Sister Helen Prejean discusses prisoner activism
THE SANTA CLARA
April 16, 2015
Leading capital punishment opponent Sister Helen Prejean, C.S.J., spoke to the university community about her story of service.
The bespectacled nun with a hearty Louisiana accent spoke to a crowded Mayer Theatre on Monday night, opening the two-day Dean’s Leadership Forum, an annual event hosted by the College of Arts and Sciences.
After being born into an affluent Baton Rouge family and attending private school, a religious life introduced her to the most disadvantaged and rejected among us, primarily those on death row.
After joining the Congregation of St. Joseph in 1957, Prejean began working in the St. Thomas Development, a housing project filled mostly with African Americans.
There she saw firsthand the realities of poverty.
This helped her shift from being what she described as a “spiritual nun,” one who focused primarily on cultivating piety, to being a nun who called for social justice.
“I began to be taught by African American people,” she explained. “I had never questioned that black people had to go to separate water fountains … Never questioned that young black kids had to receive Holy Communion separate from the white kids.”
Realizing her privilege as a white member of society, she threw herself into the world of social justice.

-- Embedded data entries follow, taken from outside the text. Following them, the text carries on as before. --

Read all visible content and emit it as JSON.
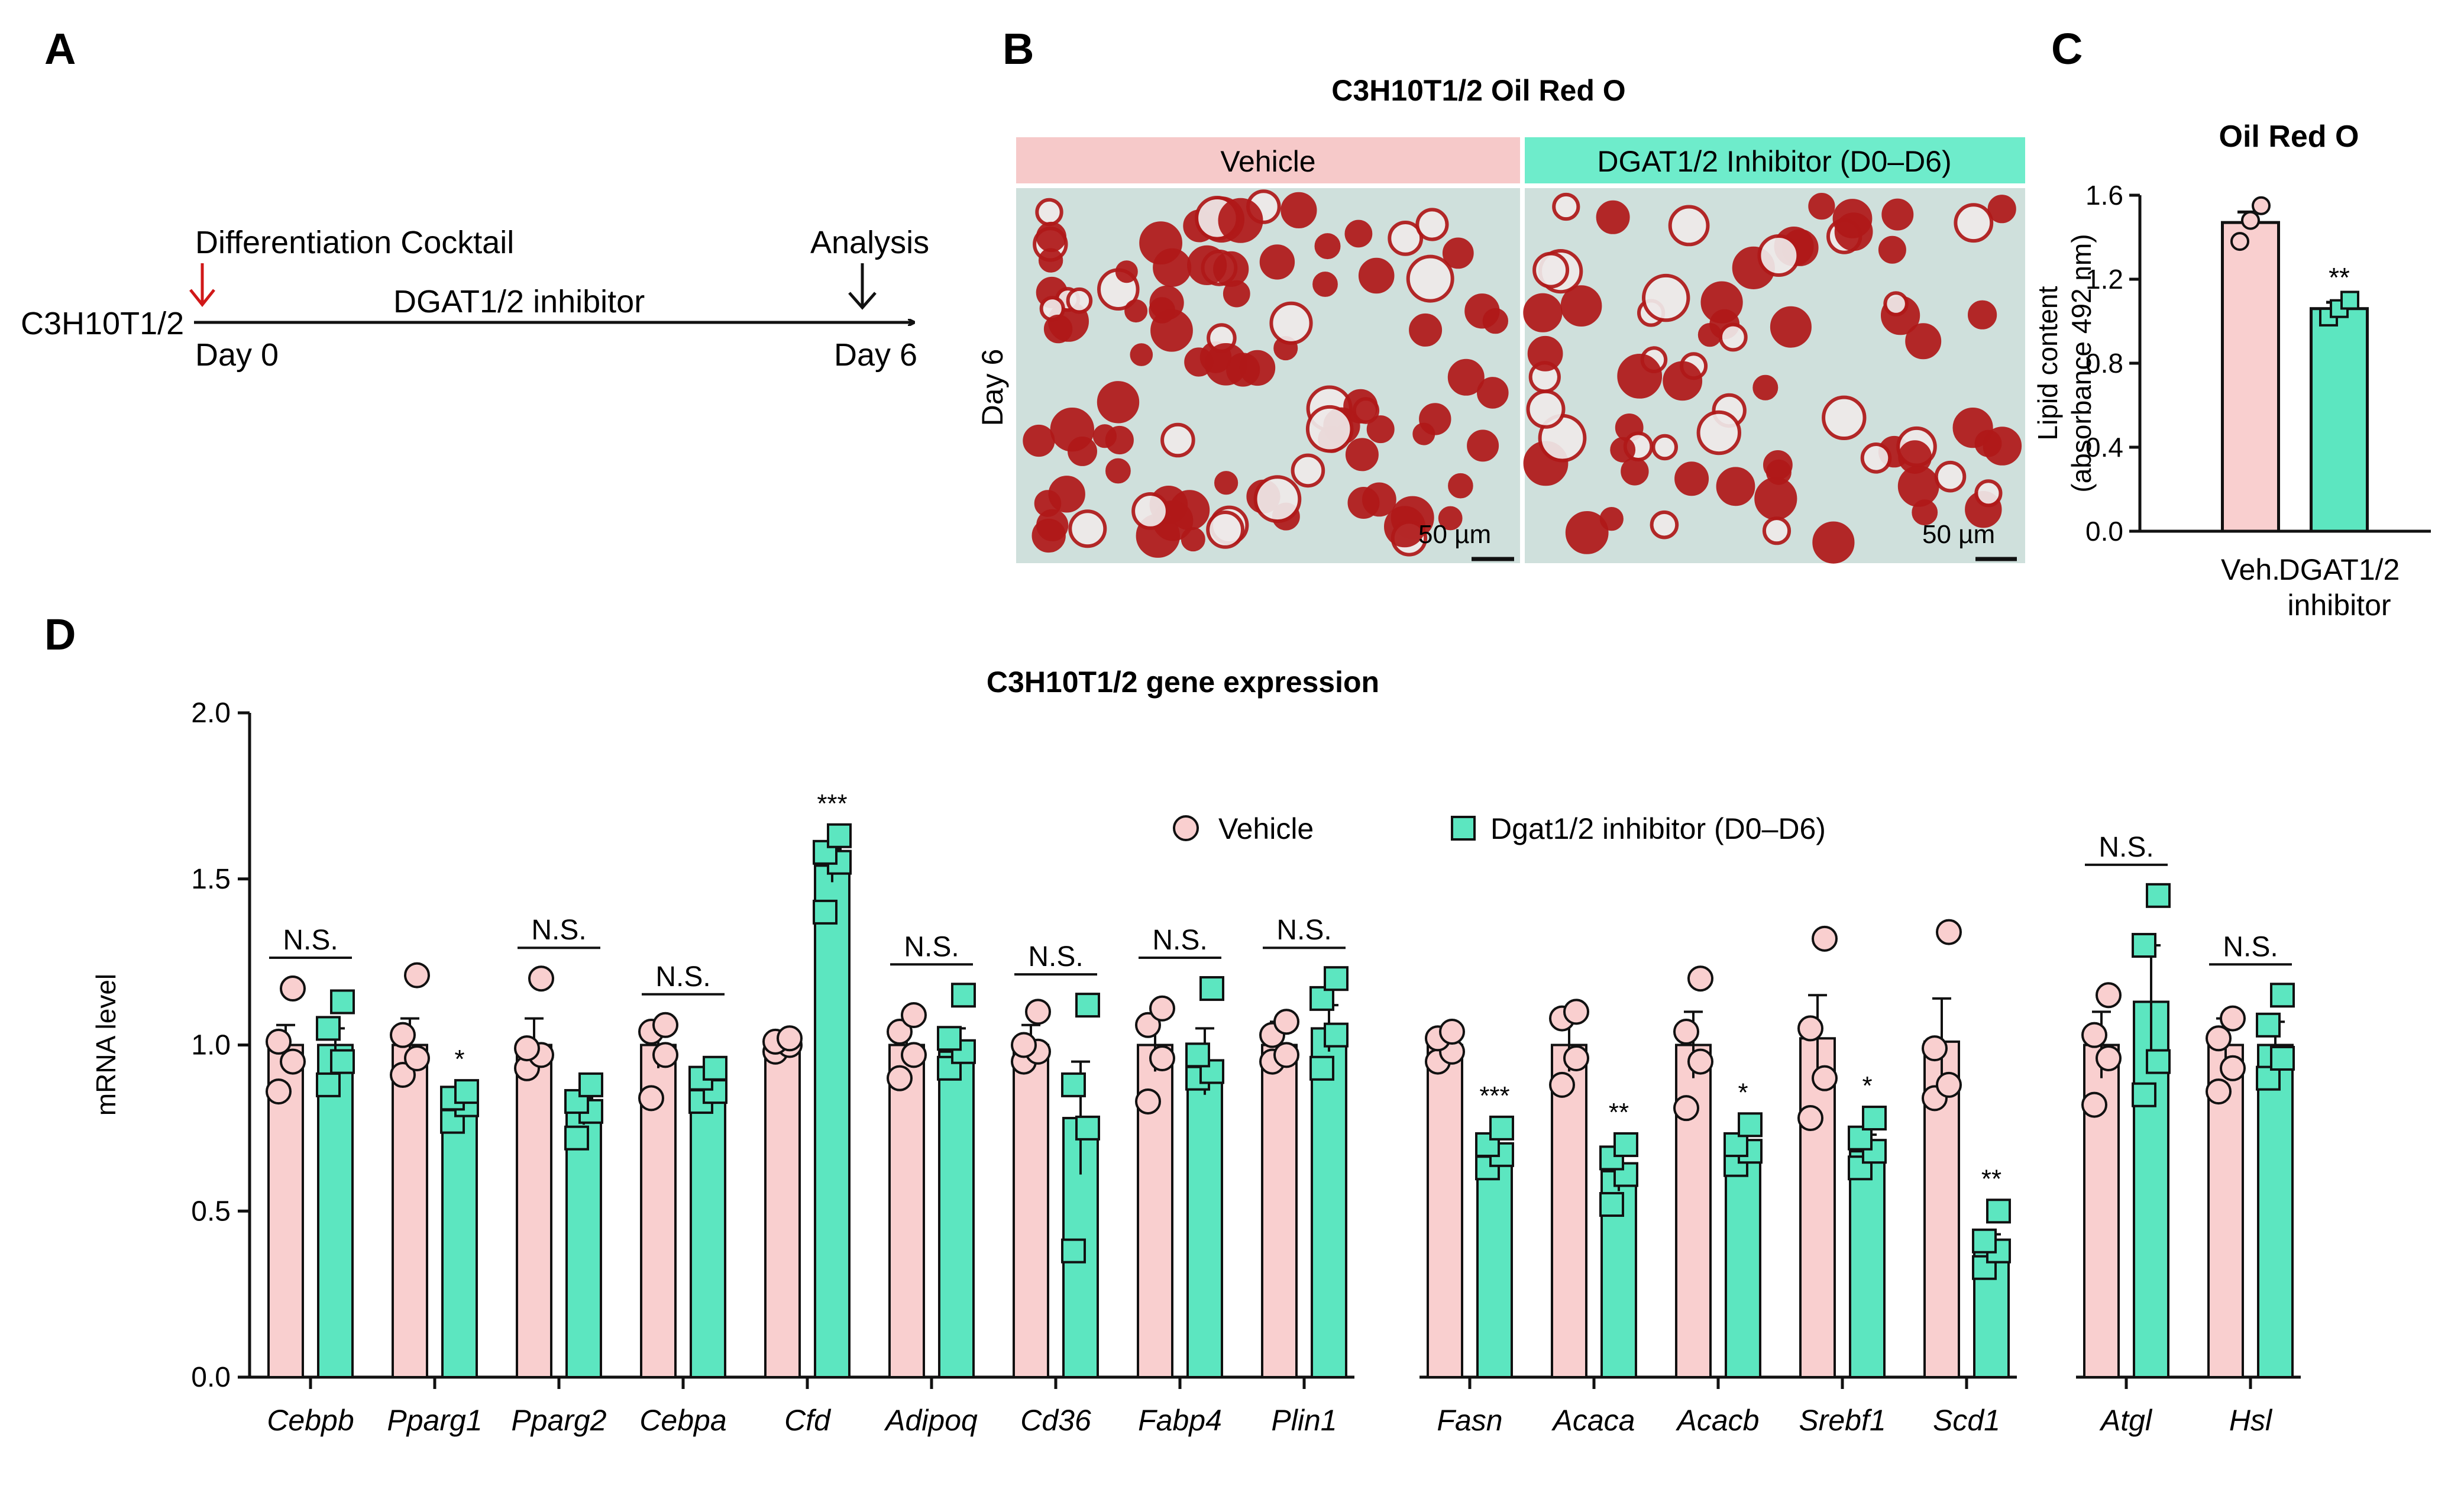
{
  "panels": {
    "a": "A",
    "b": "B",
    "c": "C",
    "d": "D"
  },
  "panel_a": {
    "cell_line": "C3H10T1/2",
    "cocktail": "Differentiation Cocktail",
    "treatment": "DGAT1/2 inhibitor",
    "analysis": "Analysis",
    "day_start": "Day 0",
    "day_end": "Day 6"
  },
  "panel_b": {
    "title": "C3H10T1/2 Oil Red O",
    "vehicle_label": "Vehicle",
    "inhibitor_label": "DGAT1/2 Inhibitor (D0–D6)",
    "row_label": "Day 6",
    "scale_bar_1": "50 µm",
    "scale_bar_2": "50 µm"
  },
  "colors": {
    "vehicle": "#f9cfcf",
    "inhibitor": "#5ce6c0",
    "header_vehicle": "#f6c9c9",
    "header_inhibitor": "#6eeccb",
    "stain_bg": "#cfe0dc",
    "stain_red": "#b01818",
    "arrow_red": "#d01818",
    "ink": "#111111"
  },
  "chart_data": [
    {
      "id": "C",
      "type": "bar",
      "title": "Oil Red O",
      "ylabel_line1": "Lipid content",
      "ylabel_line2": "(absorbance 492 nm)",
      "ylim": [
        0,
        1.6
      ],
      "yticks": [
        0.0,
        0.4,
        0.8,
        1.2,
        1.6
      ],
      "ytick_labels": [
        "0.0",
        "0.4",
        "0.8",
        "1.2",
        "1.6"
      ],
      "categories": [
        "Veh.",
        "DGAT1/2 inhibitor"
      ],
      "cat_lines": [
        [
          "Veh."
        ],
        [
          "DGAT1/2",
          "inhibitor"
        ]
      ],
      "means": [
        1.47,
        1.06
      ],
      "sems": [
        0.05,
        0.03
      ],
      "points": [
        [
          1.38,
          1.48,
          1.55
        ],
        [
          1.02,
          1.06,
          1.1
        ]
      ],
      "significance": [
        "",
        "**"
      ]
    },
    {
      "id": "D",
      "type": "bar",
      "title": "C3H10T1/2 gene expression",
      "ylabel": "mRNA level",
      "ylim": [
        0,
        2.0
      ],
      "yticks": [
        0.0,
        0.5,
        1.0,
        1.5,
        2.0
      ],
      "ytick_labels": [
        "0.0",
        "0.5",
        "1.0",
        "1.5",
        "2.0"
      ],
      "legend": [
        "Vehicle",
        "Dgat1/2 inhibitor (D0–D6)"
      ],
      "legend_position": "top-center",
      "categories": [
        "Cebpb",
        "Pparg1",
        "Pparg2",
        "Cebpa",
        "Cfd",
        "Adipoq",
        "Cd36",
        "Fabp4",
        "Plin1",
        "Fasn",
        "Acaca",
        "Acacb",
        "Srebf1",
        "Scd1",
        "Atgl",
        "Hsl"
      ],
      "groups": [
        [
          0,
          8
        ],
        [
          9,
          13
        ],
        [
          14,
          15
        ]
      ],
      "series": [
        {
          "name": "Vehicle",
          "means": [
            1.0,
            1.0,
            1.0,
            1.0,
            1.0,
            1.0,
            1.0,
            1.0,
            1.0,
            1.0,
            1.0,
            1.0,
            1.02,
            1.01,
            1.0,
            1.0
          ],
          "sems": [
            0.06,
            0.08,
            0.08,
            0.07,
            0.02,
            0.06,
            0.06,
            0.08,
            0.07,
            0.03,
            0.08,
            0.1,
            0.13,
            0.13,
            0.1,
            0.08
          ],
          "points": [
            [
              0.86,
              0.95,
              1.01,
              1.17
            ],
            [
              0.91,
              0.96,
              1.03,
              1.21
            ],
            [
              0.93,
              0.97,
              0.99,
              1.2
            ],
            [
              0.84,
              0.97,
              1.04,
              1.06
            ],
            [
              0.98,
              1.0,
              1.01,
              1.02
            ],
            [
              0.9,
              0.97,
              1.04,
              1.09
            ],
            [
              0.95,
              0.98,
              1.0,
              1.1
            ],
            [
              0.83,
              0.96,
              1.06,
              1.11
            ],
            [
              0.95,
              0.97,
              1.03,
              1.07
            ],
            [
              0.95,
              0.98,
              1.02,
              1.04
            ],
            [
              0.88,
              0.96,
              1.08,
              1.1
            ],
            [
              0.81,
              0.95,
              1.04,
              1.2
            ],
            [
              0.78,
              0.9,
              1.05,
              1.32
            ],
            [
              0.84,
              0.88,
              0.99,
              1.34
            ],
            [
              0.82,
              0.96,
              1.03,
              1.15
            ],
            [
              0.86,
              0.93,
              1.02,
              1.08
            ]
          ]
        },
        {
          "name": "Dgat1/2 inhibitor (D0–D6)",
          "means": [
            1.0,
            0.81,
            0.8,
            0.85,
            1.54,
            0.98,
            0.78,
            0.95,
            1.05,
            0.68,
            0.62,
            0.68,
            0.68,
            0.38,
            1.13,
            1.0
          ],
          "sems": [
            0.05,
            0.03,
            0.04,
            0.05,
            0.05,
            0.07,
            0.17,
            0.1,
            0.07,
            0.04,
            0.06,
            0.05,
            0.05,
            0.05,
            0.17,
            0.07
          ],
          "points": [
            [
              0.88,
              0.95,
              1.05,
              1.13
            ],
            [
              0.77,
              0.82,
              0.84,
              0.86
            ],
            [
              0.72,
              0.8,
              0.83,
              0.88
            ],
            [
              0.83,
              0.86,
              0.9,
              0.93
            ],
            [
              1.4,
              1.55,
              1.58,
              1.63
            ],
            [
              0.93,
              0.98,
              1.02,
              1.15
            ],
            [
              0.38,
              0.75,
              0.88,
              1.12
            ],
            [
              0.9,
              0.92,
              0.97,
              1.17
            ],
            [
              0.93,
              1.03,
              1.14,
              1.2
            ],
            [
              0.63,
              0.67,
              0.7,
              0.75
            ],
            [
              0.52,
              0.61,
              0.66,
              0.7
            ],
            [
              0.64,
              0.68,
              0.7,
              0.76
            ],
            [
              0.63,
              0.68,
              0.72,
              0.78
            ],
            [
              0.33,
              0.38,
              0.41,
              0.5
            ],
            [
              0.85,
              0.95,
              1.3,
              1.45
            ],
            [
              0.9,
              0.96,
              1.06,
              1.15
            ]
          ]
        }
      ],
      "significance": [
        "N.S.",
        "*",
        "N.S.",
        "N.S.",
        "***",
        "N.S.",
        "N.S.",
        "N.S.",
        "N.S.",
        "***",
        "**",
        "*",
        "*",
        "**",
        "N.S.",
        "N.S."
      ]
    }
  ]
}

This led to her social work with prisoners.
Prejean’s prisoners’ rights activism began when she served as a spiritual advisor to Patrick Sonnier, a convicted murderer.
After he wrote a letter to the Congregation of St. Joseph asking for spiritual guidance, Prejean volunteered to pen a response.
“Sure, I can write a letter to someone on death row. I was an English major,” she joked. “I wrote him a letter, he wrote back. I wrote, he wrote.”
Before long, she visited the inmate and thus began a two-year bond that ended with Prejean watching Sonnier die at his execution. Moved by her experience, she dedicated her life to fighting the death penalty.
Over the course of the two years, she struggled with a host of emotions.
After learning of the horrific crimes committed by her spiritual partner, she questioned her mission.
After much soul searching and dialogue with the father of one of the victims, she realized the importance of her work.
“We talk about the sanctity of life, but is the life of the innocent the only life worth protecting?” she said.
Paul Crowley, S.J., asked her questions from the audience.
“I didn’t quite expect to be so taken by Sister Prejean,” Crowley said in an email. “It was her authenticity that bowled me over. She speaks with an authority deriving from her experience that commands our attention.”
She stressed the importance of immediate action in addressing the use of the death penalty.
“Because we live in a democracy, all of our names are on that gurney when someone is executed,” Prejean said. “The call is to us, to get involved … to take a stand for justice, to end the death penalty.”